On several of my SBC setups, the yaserde version fails to compile
without enabling zramfs.
yaserde's derive macros will panic in some cases with an unhelpful error
message. In others, they emit code that doesn't compile and doesn't have the
proper spans. Eg, if a field doesn't implement the required YaSerialize
interface, it describes the problem but doesn't pinpoint the offending line of
code:
error[E0277]: the trait bound `Foo: YaSerialize` is not satisfied
--> schema/src/common.rs:38:37
|
38 | #[derive(Default, PartialEq, Debug, YaSerialize, YaDeserialize)]
| ^^^^^^^^^^^ the trait `YaSerialize` is not implemented for `Foo`
|
note: required by a bound in `yaserde::YaSerialize::serialize`
--> /home/slamb/.cargo/registry/src/github.com-1ecc6299db9ec823/yaserde-0.7.1/src/lib.rs:106:19
|
106 | fn serialize<W: Write>(&self, writer: &mut ser::Serializer<W>) -> Result<(), String>;
| ^^^^^ required by this bound in `yaserde::YaSerialize::serialize`
= note: this error originates in the derive macro `YaSerialize` (in Nightly builds, run with -Z macro-backtrace for more info)
static-xml's derive macros always try to add a relevant span.
error[E0277]: the trait bound `Foo: ParseText` is not satisfied
--> schema/src/common.rs:49:9
|
49 | pub foo: Foo,
| ^^^ the trait `ParseText` is not implemented for `Foo`
|
= note: required because of the requirements on the impl of `Deserialize` for `Foo`
= note: required because of the requirements on the impl of `DeserializeFieldBuilder` for `Foo`
= help: see issue #48214
yaserde requires that every deserializable type implement Default, which is
particularly awkward for enums. It also doesn't support required fields or
distinguishing between absent fields and ones set to the default value.

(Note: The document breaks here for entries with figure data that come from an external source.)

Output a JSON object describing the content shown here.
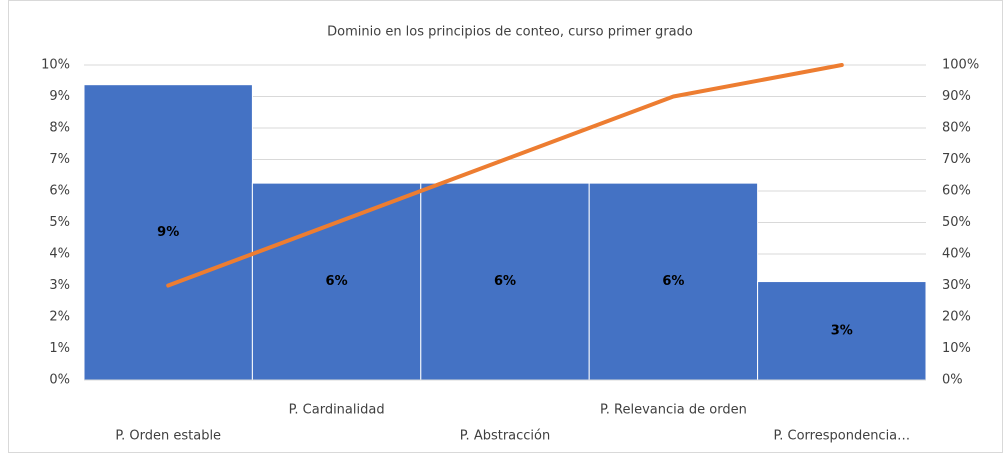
{
  "chart_data": {
    "type": "pareto",
    "title": "Dominio en los principios de conteo, curso primer grado",
    "categories": [
      "P. Orden estable",
      "P. Cardinalidad",
      "P. Abstracción",
      "P. Relevancia de orden",
      "P. Correspondencia…"
    ],
    "series": [
      {
        "type": "bar",
        "color": "#4472c4",
        "values": [
          9.375,
          6.25,
          6.25,
          6.25,
          3.125
        ],
        "value_labels": [
          "9%",
          "6%",
          "6%",
          "6%",
          "3%"
        ]
      },
      {
        "type": "line",
        "axis": "y2",
        "color": "#ed7d31",
        "values": [
          30,
          50,
          70,
          90,
          100
        ]
      }
    ],
    "ylim": [
      0,
      10
    ],
    "yticks": [
      {
        "value": 0,
        "label": "0%"
      },
      {
        "value": 1,
        "label": "1%"
      },
      {
        "value": 2,
        "label": "2%"
      },
      {
        "value": 3,
        "label": "3%"
      },
      {
        "value": 4,
        "label": "4%"
      },
      {
        "value": 5,
        "label": "5%"
      },
      {
        "value": 6,
        "label": "6%"
      },
      {
        "value": 7,
        "label": "7%"
      },
      {
        "value": 8,
        "label": "8%"
      },
      {
        "value": 9,
        "label": "9%"
      },
      {
        "value": 10,
        "label": "10%"
      }
    ],
    "y2lim": [
      0,
      100
    ],
    "y2ticks": [
      {
        "value": 0,
        "label": "0%"
      },
      {
        "value": 10,
        "label": "10%"
      },
      {
        "value": 20,
        "label": "20%"
      },
      {
        "value": 30,
        "label": "30%"
      },
      {
        "value": 40,
        "label": "40%"
      },
      {
        "value": 50,
        "label": "50%"
      },
      {
        "value": 60,
        "label": "60%"
      },
      {
        "value": 70,
        "label": "70%"
      },
      {
        "value": 80,
        "label": "80%"
      },
      {
        "value": 90,
        "label": "90%"
      },
      {
        "value": 100,
        "label": "100%"
      }
    ],
    "grid": true
  }
}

static-xml avoids this by defining a builder type matching each deserializable
type. Some caveats apply: currently the builders' finalize methods are a
significant source of code bloat, so there's a direct knob to turn them off.
I'd like to see if I can reduce the bloat without giving up the builders'
advantages.
Your choice of MIT or Apache; see LICENSE-MIT.txt or LICENSE-APACHE, respectively.